According to FIG. 2, the run-in time of the biosensor can be shortened further by the measuring interval A consisting of a measuring pulse A1 and an upstream charging pulse A2. The charging pulse A2 has a higher voltage value U _L than the voltage _value U _{meas of} the measuring pulse A1. The measurement of the sensor signal I _meas is always carried out at the same time during the duration of the measurement pulse A1. The charging pulse A2 causes an accelerated charging of the electrochemical double layer and thus shortens the running-in time of the biso sensor.

According to FIG. 2 by a regeneration interval the following B1 B2 recovery pulse to further improve the signal stability of the biosensor possible.
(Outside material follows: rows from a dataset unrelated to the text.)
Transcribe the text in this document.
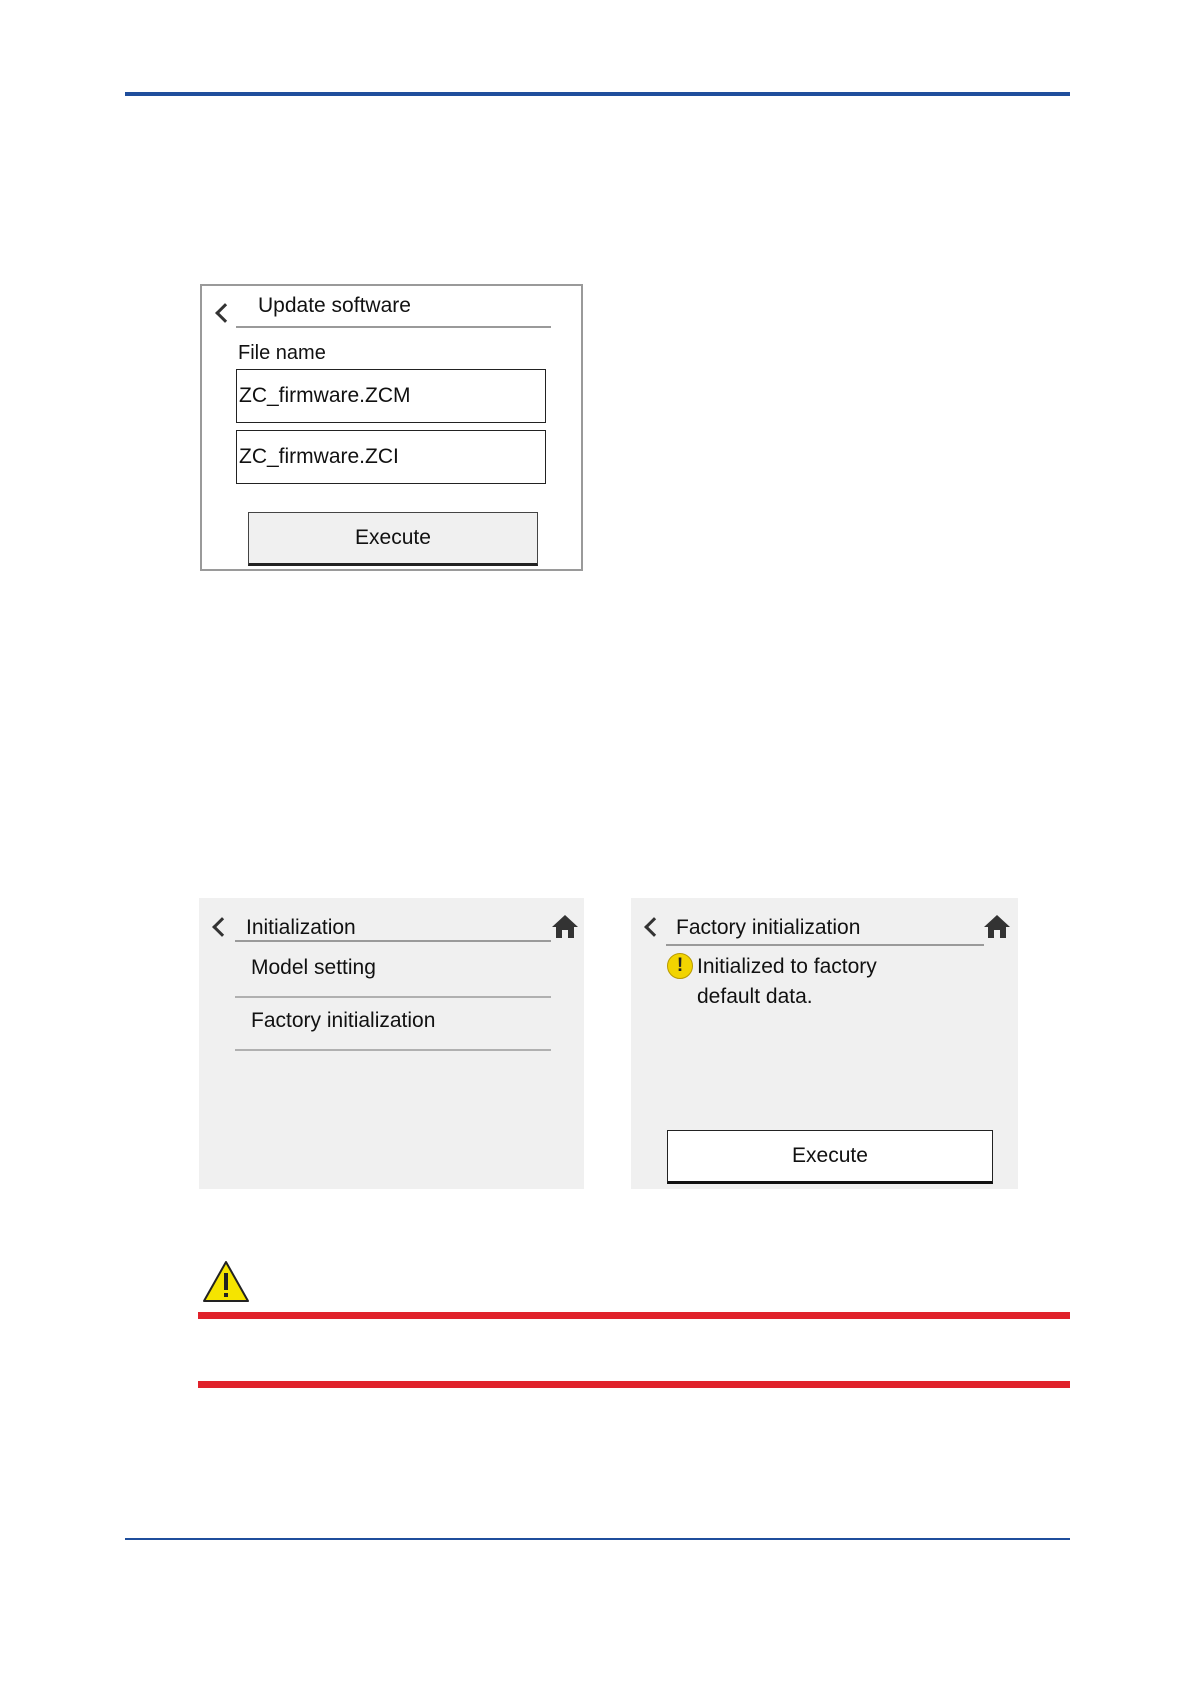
Update software
File name
ZC_firmware.ZCM
ZC_firmware.ZCI
Execute
Initialization
Model setting
Factory initialization
Factory initialization
! Initialized to factory
default data.
Execute
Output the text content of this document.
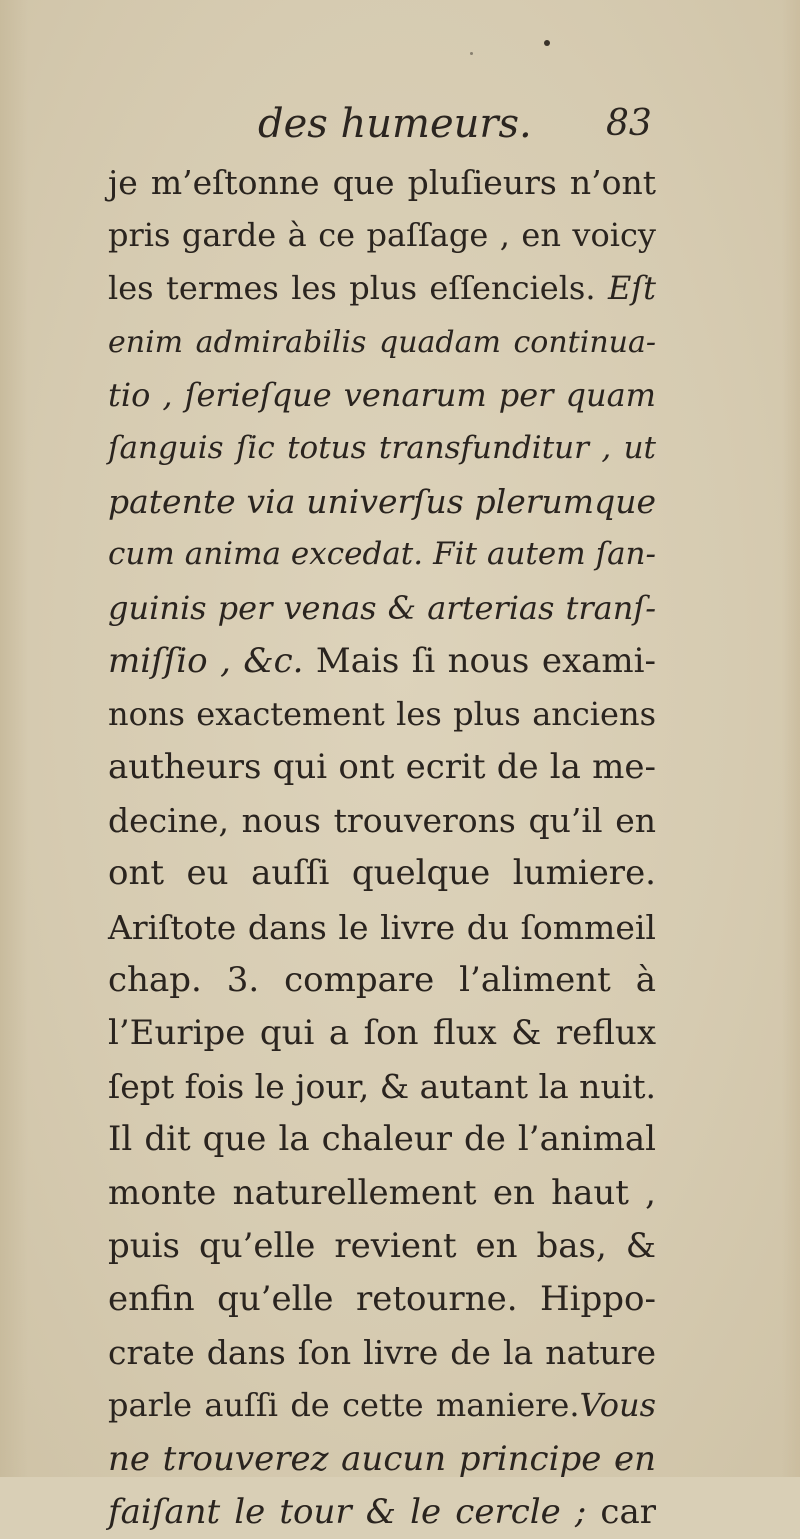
des humeurs. 83
je m’eſtonne que pluſieurs n’ont
pris garde à ce paſſage , en voicy
les termes les plus eſſenciels. Eſt
enim admirabilis quadam continua-
tio , ſerieſque venarum per quam
ſanguis ſic totus transfunditur , ut
patente via univerſus plerumque
cum anima excedat. Fit autem ſan-
guinis per venas & arterias tranſ-
miſſio , &c. Mais ſi nous exami-
nons exactement les plus anciens
autheurs qui ont ecrit de la me-
decine, nous trouverons qu’il en
ont eu auſſi quelque lumiere.
Ariſtote dans le livre du ſommeil
chap. 3. compare l’aliment à
l’Euripe qui a ſon flux & reflux
ſept fois le jour, & autant la nuit.
Il dit que la chaleur de l’animal
monte naturellement en haut ,
puis qu’elle revient en bas, &
enfin qu’elle retourne. Hippo-
crate dans ſon livre de la nature
parle auſſi de cette maniere.Vous
ne trouverez aucun principe en
faiſant le tour & le cercle ; car
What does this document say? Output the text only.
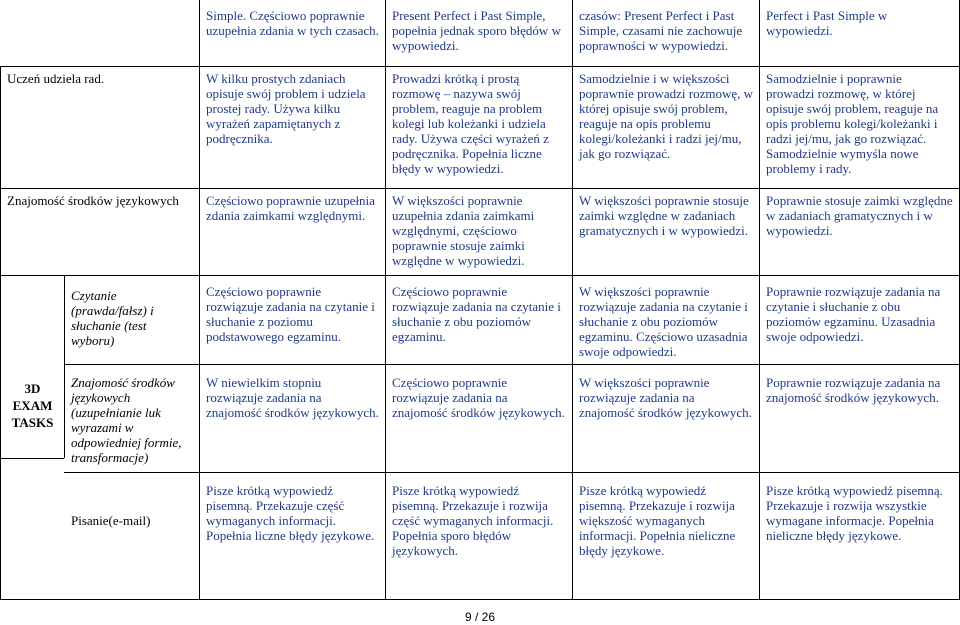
Simple. Częściowo poprawnie uzupełnia zdania w tych czasach.
Present Perfect i Past Simple, popełnia jednak sporo błędów w wypowiedzi.
czasów: Present Perfect i Past Simple, czasami nie zachowuje poprawności w wypowiedzi.
Perfect i Past Simple w wypowiedzi.
Uczeń udziela rad.	W kilku prostych zdaniach opisuje swój problem i udziela prostej rady. Używa kilku wyrażeń zapamiętanych z podręcznika.
Prowadzi krótką i prostą rozmowę – nazywa swój problem, reaguje na problem kolegi lub koleżanki i udziela rady. Używa części wyrażeń z podręcznika. Popełnia liczne błędy w wypowiedzi.
Samodzielnie i w większości poprawnie prowadzi rozmowę, w której opisuje swój problem, reaguje na opis problemu kolegi/koleżanki i radzi jej/mu, jak go rozwiązać.
Samodzielnie i poprawnie prowadzi rozmowę, w której opisuje swój problem, reaguje na opis problemu kolegi/koleżanki i radzi jej/mu, jak go rozwiązać. Samodzielnie wymyśla nowe problemy i rady.
Znajomość środków językowych	Częściowo poprawnie uzupełnia zdania zaimkami względnymi.
W większości poprawnie uzupełnia zdania zaimkami względnymi, częściowo poprawnie stosuje zaimki względne w wypowiedzi.
W większości poprawnie stosuje zaimki względne w zadaniach gramatycznych i w wypowiedzi.
Poprawnie stosuje zaimki względne w zadaniach gramatycznych i w wypowiedzi.
3D
EXAM
TASKS
Czytanie (prawda/fałsz) i słuchanie (test wyboru)
Częściowo poprawnie rozwiązuje zadania na czytanie i słuchanie z poziomu podstawowego egzaminu.
Częściowo poprawnie rozwiązuje zadania na czytanie i słuchanie z obu poziomów egzaminu.
W większości poprawnie rozwiązuje zadania na czytanie i słuchanie z obu poziomów egzaminu. Częściowo uzasadnia swoje odpowiedzi.
Poprawnie rozwiązuje zadania na czytanie i słuchanie z obu poziomów egzaminu. Uzasadnia swoje odpowiedzi.
Znajomość środków językowych (uzupełnianie luk wyrazami w odpowiedniej formie, transformacje)
W niewielkim stopniu rozwiązuje zadania na znajomość środków językowych.
Częściowo poprawnie rozwiązuje zadania na znajomość środków językowych.
W większości poprawnie rozwiązuje zadania na znajomość środków językowych.
Poprawnie rozwiązuje zadania na znajomość środków językowych.
Pisanie(e-mail)
Pisze krótką wypowiedź pisemną. Przekazuje część wymaganych informacji. Popełnia liczne błędy językowe.
Pisze krótką wypowiedź pisemną. Przekazuje i rozwija część wymaganych informacji. Popełnia sporo błędów językowych.
Pisze krótką wypowiedź pisemną. Przekazuje i rozwija większość wymaganych informacji. Popełnia nieliczne błędy językowe.
Pisze krótką wypowiedź pisemną. Przekazuje i rozwija wszystkie wymagane informacje. Popełnia nieliczne błędy językowe.
9 / 26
Since the recovery pulse B2 has a voltage value equal to zero, an ion balance (compensation of the ion concentration by diffusion) can occur in front of the working electrode.

FIG. 3 shows the response behavior of the sensor signal I when using the polarization voltage according to FIG. 2. The _measuring time t at which the sensor signal is measured I _measurement, is chosen such that at the present biosensor, a constant sensor signal I.

The duration of the regeneration interval B or B1 and the Measuring interval A and the level of the negative voltage pulse in the regeneration interval B or B1 and that of the positive ones Voltage pulses A1 and A2 depend on the specific ones Properties of the biosensor, such as electrode material, design, Geometry and surface size of the individual electrodes of the  Biosensor and the mode of operation of the biosensor, and must be optimized according to the respective application.

Claims (3)

1. A method for the continuous analysis of constituents of a liquid by means of a biosensor which is in constant contact with the liquid to be analyzed, preferably an enzyme electrode, a polarization voltage being applied to the electrodes of the biosensor, and a sensor signal as a result of the biochemical reaction or the enzyme reaction Determination of the corresponding liquid component is measured, characterized in that the polarization voltage operating the biosensor and lying between a working and a counter electrode is a pulsed voltage of alternating polarity, the sensor signal (I _measure at the same time during the duration of a measurement interval (A) ) is measured and in a subsequent regeneration interval (B) a voltage pulse with opposite polarity than in the measuring interval (A) causes a regeneration of the biosensor. 2. A method for the continuous analysis of constituents of a liquid according to claim 1, characterized in that the measuring interval (A) consists of a charging pulse (A2) and a subsequent measuring pulse (A1), the charging pulse (A2) having a higher voltage value (U _L ) than the measuring pulse (A1). 3. Process for continuous analysis of components a liquid according to claim 1 or 2, characterized featured, that between regeneration interval (B) and measuring interval (A) a recovery pulse (B2) is present at the biosensor, in which the Polarization voltage is zero.